Tom’s growth was first displayed through the calamity he witnessed at the graveyard and his decision to step forward for the purpose of proving Muff Potter’s innocence. At first, Tom and Huck Finn essentially ignored the option of speaking out and saving Potter, because they “…wouldn’t be alive two days if that got found out” (133) Both of these boys were originally too scared for their well-being to speak out against Injun Joe and tell the truth. However, as the story progresses, Tom Sawyer displays growth in maturity and decision-making and begins to seriously consider that option. Additionally, Tom’s fear of Injun Joe and for his life prevented him from speaking once on the stand, but “… the boy got … his strength back, and managed to put enough of it into his voice to make part of the house hear…” (137). Tom’s decision to make the moral choice and to put his life on the line to save Muff Potter’s was a noble one. This decision was mainly caused by the internal struggle he went through before Muff Potter’s trial, proving that hardships are what mature children.
Moreover, after his rough encounter with Becky, Tom Sawyer impulsively makes the decision to leave with his friends Joe Harper and Huckleberry Finn to Jackson Island. In the beginning of their stay, Joe brings up the idea of going back to civilization, but “Tom withered him with derision… Mutiny was effectually laid to rest for the moment” (92). At first, he is too concerned with enjoying his freedom to realize how much pain he is causing his family. However, Tom changes his mind after giving the issue additional thought, and visits them for the purpose of putting their minds at ease. Not only that, but he later justified his actions to Aunt Polly, stating that he came back “…to tell you [Aunt Polly] not to be uneasy about us, because we hadn’t got drownded” (117). His explanation is received well by his aunt, who is pleasantly shocked by his considerate thoughts, saying that this thoughtfulness would cover up a number of sins. The challenges he faced during his stay on the island and after he returned to civilization helped him develop his decision-making skills.
Tom explores a further adventure, with only Huckleberry Finn this time, gaining more valuable lessons as a result. Tom and Huck are trying to find buried treasures while acting as pirates near a haunted house, but cannot proceed due to their own beliefs that “sometimes witches [would] interfere [along with]…dead people [and]…ghosts…on an [unlucky] day,…Friday” (224,227,229). However, both of them are able to conquer their fears and move on with the adventure. Tom and Huck are no longer dependent children anymore, but instead have transformed into brave teenagers, able to figure out the issues by themselves. During this adventure, Tom and Huck also ask each other what they are “going to do with [their own] share [of money]” (222).

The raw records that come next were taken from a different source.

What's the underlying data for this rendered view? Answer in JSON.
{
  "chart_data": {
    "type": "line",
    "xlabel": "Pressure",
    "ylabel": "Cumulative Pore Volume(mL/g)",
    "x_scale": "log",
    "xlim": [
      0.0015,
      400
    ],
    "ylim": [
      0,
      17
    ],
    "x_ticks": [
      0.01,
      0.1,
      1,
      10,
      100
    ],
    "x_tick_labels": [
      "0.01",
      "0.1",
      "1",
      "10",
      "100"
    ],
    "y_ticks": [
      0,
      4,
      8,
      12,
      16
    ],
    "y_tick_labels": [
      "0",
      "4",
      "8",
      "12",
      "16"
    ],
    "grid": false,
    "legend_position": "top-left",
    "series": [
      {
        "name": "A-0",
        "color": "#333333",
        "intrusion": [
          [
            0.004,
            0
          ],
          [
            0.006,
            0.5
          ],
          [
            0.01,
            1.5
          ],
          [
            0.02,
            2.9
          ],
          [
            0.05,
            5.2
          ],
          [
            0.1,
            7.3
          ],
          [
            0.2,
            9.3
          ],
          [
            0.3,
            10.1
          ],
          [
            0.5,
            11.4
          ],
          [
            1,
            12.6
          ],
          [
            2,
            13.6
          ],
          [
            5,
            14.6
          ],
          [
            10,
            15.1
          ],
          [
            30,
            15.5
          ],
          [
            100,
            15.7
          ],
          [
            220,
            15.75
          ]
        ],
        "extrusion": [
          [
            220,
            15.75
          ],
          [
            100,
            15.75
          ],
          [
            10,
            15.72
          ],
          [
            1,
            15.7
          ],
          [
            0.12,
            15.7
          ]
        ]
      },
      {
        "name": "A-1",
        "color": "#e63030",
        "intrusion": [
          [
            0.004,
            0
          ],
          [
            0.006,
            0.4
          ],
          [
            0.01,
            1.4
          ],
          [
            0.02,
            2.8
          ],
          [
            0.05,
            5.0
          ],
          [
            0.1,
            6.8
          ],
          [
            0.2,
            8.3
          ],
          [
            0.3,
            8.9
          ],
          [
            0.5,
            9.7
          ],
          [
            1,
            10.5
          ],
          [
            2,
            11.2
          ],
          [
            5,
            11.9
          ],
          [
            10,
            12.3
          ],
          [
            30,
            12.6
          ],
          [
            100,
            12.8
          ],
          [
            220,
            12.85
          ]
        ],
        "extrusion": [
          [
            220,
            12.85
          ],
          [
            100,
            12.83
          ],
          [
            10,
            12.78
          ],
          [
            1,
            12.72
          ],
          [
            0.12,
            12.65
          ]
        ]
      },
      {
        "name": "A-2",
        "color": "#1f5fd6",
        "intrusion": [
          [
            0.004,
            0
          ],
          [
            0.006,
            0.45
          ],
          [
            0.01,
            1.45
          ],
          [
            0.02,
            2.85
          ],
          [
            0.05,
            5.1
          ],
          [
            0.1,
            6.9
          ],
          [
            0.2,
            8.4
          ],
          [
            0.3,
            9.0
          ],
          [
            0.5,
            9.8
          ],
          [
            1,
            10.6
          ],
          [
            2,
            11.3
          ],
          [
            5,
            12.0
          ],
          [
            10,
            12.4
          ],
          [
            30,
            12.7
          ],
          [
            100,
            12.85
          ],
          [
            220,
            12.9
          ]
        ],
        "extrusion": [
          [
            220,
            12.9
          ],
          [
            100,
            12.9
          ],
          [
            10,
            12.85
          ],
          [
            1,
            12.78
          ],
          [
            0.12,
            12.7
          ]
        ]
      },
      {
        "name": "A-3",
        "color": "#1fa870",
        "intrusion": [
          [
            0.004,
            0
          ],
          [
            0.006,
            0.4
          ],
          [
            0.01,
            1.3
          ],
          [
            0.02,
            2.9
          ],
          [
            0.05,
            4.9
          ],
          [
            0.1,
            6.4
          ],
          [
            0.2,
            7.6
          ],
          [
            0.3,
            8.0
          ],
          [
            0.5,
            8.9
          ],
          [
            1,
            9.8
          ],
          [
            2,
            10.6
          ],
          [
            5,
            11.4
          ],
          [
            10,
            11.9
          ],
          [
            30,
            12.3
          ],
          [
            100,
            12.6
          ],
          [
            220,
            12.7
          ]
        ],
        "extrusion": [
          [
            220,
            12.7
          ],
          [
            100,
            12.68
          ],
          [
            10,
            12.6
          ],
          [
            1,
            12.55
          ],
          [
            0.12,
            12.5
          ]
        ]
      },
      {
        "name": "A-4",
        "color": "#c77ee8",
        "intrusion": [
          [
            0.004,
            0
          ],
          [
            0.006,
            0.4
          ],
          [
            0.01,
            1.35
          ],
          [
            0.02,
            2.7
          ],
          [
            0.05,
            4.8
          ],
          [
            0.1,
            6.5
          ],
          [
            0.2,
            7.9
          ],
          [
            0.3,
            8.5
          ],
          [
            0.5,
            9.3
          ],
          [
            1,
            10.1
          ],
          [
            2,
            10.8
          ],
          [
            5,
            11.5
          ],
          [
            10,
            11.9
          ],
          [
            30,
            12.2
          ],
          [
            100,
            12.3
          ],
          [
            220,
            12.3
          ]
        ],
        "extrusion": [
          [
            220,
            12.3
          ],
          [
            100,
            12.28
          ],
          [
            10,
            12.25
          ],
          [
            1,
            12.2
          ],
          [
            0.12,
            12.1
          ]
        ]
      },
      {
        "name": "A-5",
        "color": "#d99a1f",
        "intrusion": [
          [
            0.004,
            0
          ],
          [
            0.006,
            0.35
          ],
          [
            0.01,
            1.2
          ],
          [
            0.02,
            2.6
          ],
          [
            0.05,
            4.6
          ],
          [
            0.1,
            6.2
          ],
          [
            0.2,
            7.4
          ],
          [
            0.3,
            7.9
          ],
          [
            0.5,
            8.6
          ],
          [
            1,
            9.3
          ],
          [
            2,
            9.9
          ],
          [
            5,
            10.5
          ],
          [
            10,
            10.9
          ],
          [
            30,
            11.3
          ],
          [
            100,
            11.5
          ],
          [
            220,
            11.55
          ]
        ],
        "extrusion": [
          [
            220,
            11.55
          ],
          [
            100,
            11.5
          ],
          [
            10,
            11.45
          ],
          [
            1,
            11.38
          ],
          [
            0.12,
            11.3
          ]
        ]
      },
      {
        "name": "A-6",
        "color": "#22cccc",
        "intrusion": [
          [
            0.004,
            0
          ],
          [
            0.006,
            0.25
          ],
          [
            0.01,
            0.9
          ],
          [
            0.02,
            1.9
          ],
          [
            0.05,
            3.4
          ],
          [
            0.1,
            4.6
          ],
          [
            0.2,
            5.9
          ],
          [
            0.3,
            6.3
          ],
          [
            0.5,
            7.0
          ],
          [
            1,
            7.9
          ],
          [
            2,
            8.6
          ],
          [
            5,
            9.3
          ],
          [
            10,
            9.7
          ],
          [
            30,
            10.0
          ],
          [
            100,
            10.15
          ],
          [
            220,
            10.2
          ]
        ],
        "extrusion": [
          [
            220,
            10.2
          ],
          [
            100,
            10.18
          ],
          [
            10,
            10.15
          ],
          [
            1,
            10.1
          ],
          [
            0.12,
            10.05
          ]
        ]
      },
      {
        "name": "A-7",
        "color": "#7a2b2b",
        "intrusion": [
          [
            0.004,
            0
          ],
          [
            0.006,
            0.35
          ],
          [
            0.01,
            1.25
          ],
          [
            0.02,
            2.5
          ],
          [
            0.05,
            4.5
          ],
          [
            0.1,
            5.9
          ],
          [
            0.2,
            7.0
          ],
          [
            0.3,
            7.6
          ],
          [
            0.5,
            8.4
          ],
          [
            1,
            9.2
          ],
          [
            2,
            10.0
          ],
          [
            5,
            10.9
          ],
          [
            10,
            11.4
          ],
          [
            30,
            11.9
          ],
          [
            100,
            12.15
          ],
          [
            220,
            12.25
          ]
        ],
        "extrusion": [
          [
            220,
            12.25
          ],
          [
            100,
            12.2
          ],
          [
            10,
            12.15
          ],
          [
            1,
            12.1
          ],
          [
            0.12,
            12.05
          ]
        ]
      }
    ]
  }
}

Neither had understood the value of money until that very moment. Tom and Huck discover that they must be able to manage and be responsible with their money, which will benefit them in the future.
Through the challenging decisions that Tom Sawyer makes, Mark Twain proves that maturity occurs gradually, and that any difficulties faced along the way accelerate the child’s growth. He displays this conception multiple times throughout the novel, but there are a few instances in which this theme is exemplified most noticeably. Sawyer learns through his challenges during the ordeal involving Muff Potter and Injun Joe, and struggles to make the right decision. Additionally, he makes a considerate, thoughtful choice after his experiences on Jackson Island. Although at first Tom Sawyer makes immature decisions, he takes immense leaps in maturity throughout the novel, acquiring characteristics crucial to his future on the way.